Lately I've been finding myself getting aggravated with Aiden for making me work so hard at moving him forward. I'm exhausted after our warm-up alone, having used all my strength just to get him going at an acceptable pace. In reality, if I were more consistent, he would be too.
Sound familiar?!
A good analogy came to me this week as I was preparing to teach a parenting class for some moms in our morning women's ministry at church. The youth team is leading this class on the book For Parents Only: Getting Inside The Head of Your Kid, and my first week to teach was on a chapter about how middle and high school students want freedom more than nearly anything else.
I had a blast hanging out with a room full of very insightful moms, some with small children and others with kids in our ministry. Here's what I shared with them:
If you're pulling back on the reins with everything you've got, you're already out of control.
When you ride a horse, you need to use your whole body to halt him. Your legs around his girth keep his legs engaged as you prepare to stop. Your gluts and abs contract to help you sit squarely in the saddle to signal the halt. And your hands squeezing the reins ever so slightly reinforce your other aids. Pulling back on the bit alone will only get you into a tug-of-war--one that a twelve-hundred pound animal will win every time!
Just the same, your teenager will most likely win a tug-of-war with you.
It's not that he weighs more {well, maybe he does at this point...} or that she can actually outsmart you. But kids in their middle and high school years want freedom so badly, they will do nearly anything to get it. "Freedom is like cocaine to a teenager," our authors from the parenting book have observed. If you tug back, it starts a vicious cycle of desperation.
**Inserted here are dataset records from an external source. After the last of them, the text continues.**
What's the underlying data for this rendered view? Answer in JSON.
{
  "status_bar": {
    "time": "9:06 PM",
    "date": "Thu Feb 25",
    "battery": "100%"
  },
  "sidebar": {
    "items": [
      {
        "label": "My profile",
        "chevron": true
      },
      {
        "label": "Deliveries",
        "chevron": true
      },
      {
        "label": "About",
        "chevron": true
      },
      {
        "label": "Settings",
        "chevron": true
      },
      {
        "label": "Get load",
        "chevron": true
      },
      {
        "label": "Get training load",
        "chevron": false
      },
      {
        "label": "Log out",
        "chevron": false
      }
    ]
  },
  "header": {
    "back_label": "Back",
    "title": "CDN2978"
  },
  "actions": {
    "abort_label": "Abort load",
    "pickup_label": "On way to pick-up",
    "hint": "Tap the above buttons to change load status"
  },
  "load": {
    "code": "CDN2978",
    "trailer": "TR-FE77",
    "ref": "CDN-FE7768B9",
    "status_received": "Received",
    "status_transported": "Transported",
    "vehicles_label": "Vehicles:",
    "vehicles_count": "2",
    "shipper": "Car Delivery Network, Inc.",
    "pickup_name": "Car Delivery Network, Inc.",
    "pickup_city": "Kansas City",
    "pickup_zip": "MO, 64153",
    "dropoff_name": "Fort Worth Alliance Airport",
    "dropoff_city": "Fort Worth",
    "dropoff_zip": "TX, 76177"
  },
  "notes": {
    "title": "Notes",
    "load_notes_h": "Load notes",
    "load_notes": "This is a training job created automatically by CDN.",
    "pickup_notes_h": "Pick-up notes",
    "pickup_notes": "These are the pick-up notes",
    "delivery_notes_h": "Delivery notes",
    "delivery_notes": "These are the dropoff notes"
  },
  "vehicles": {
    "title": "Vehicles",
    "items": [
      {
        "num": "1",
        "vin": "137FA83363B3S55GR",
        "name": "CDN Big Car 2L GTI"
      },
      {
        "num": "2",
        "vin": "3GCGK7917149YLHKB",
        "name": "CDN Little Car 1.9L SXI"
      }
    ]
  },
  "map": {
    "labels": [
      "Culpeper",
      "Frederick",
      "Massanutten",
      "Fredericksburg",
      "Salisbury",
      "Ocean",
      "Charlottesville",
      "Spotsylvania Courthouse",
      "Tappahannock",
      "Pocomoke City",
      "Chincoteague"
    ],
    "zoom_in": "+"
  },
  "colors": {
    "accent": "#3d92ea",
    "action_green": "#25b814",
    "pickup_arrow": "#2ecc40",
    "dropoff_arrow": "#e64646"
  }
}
When you want to put a horse "on the bit" as we say, coaxing him into a lovely frame, similar rules to the principles about halting apply. You use your seat and your legs to keep the horse moving forward, pushing from his hind end to engage his entire body. You keep a firm contact with his mouth via the outside rein, giving a half-halt, or a light tug, every now and then. And with the inside rein, you give. A death grip on his mouth has the opposite effect of what you're after, causing the horse to stretch out his neck in resistance rather than softening it in sunmission.
A trainer recently instructed me to stop everything I'm doing with my hands every so often for three short strides. This seems counter-intuitive, but it's the only way Aiden will ever have a chance to put into effect what I'm trying to show him. If my hands are always there applying pressure on his mouth, he never gets the opportunity to figure things out for himself.
Sometimes when I take the pressure away, he'll fall apart and we'll have to go back to square one. Other times, he'll keep the bend we've been working to achieve, and it's magic. Those are the moments you live for in riding.
{{So too, I have observed, in parenting.}}
How will your middle or high school student ever have a chance to put into practice all you've taught her if you never allow her the freedom to test her wings? When you take away the pressure for a moment or two, she may very well fall apart. But this is an opportunity for you to help her regroup, process what she could do differently, and for you to impart more valuable training that she'll need later on, once she's flown the coup.
But those moments when you give a little and and she softens? Those moments when she soars in the freedom you've allowed her? Those will be the moments when you know she'll be okay someday, out there in the wide world,
moments when you sit up, relax, and enjoy the ride.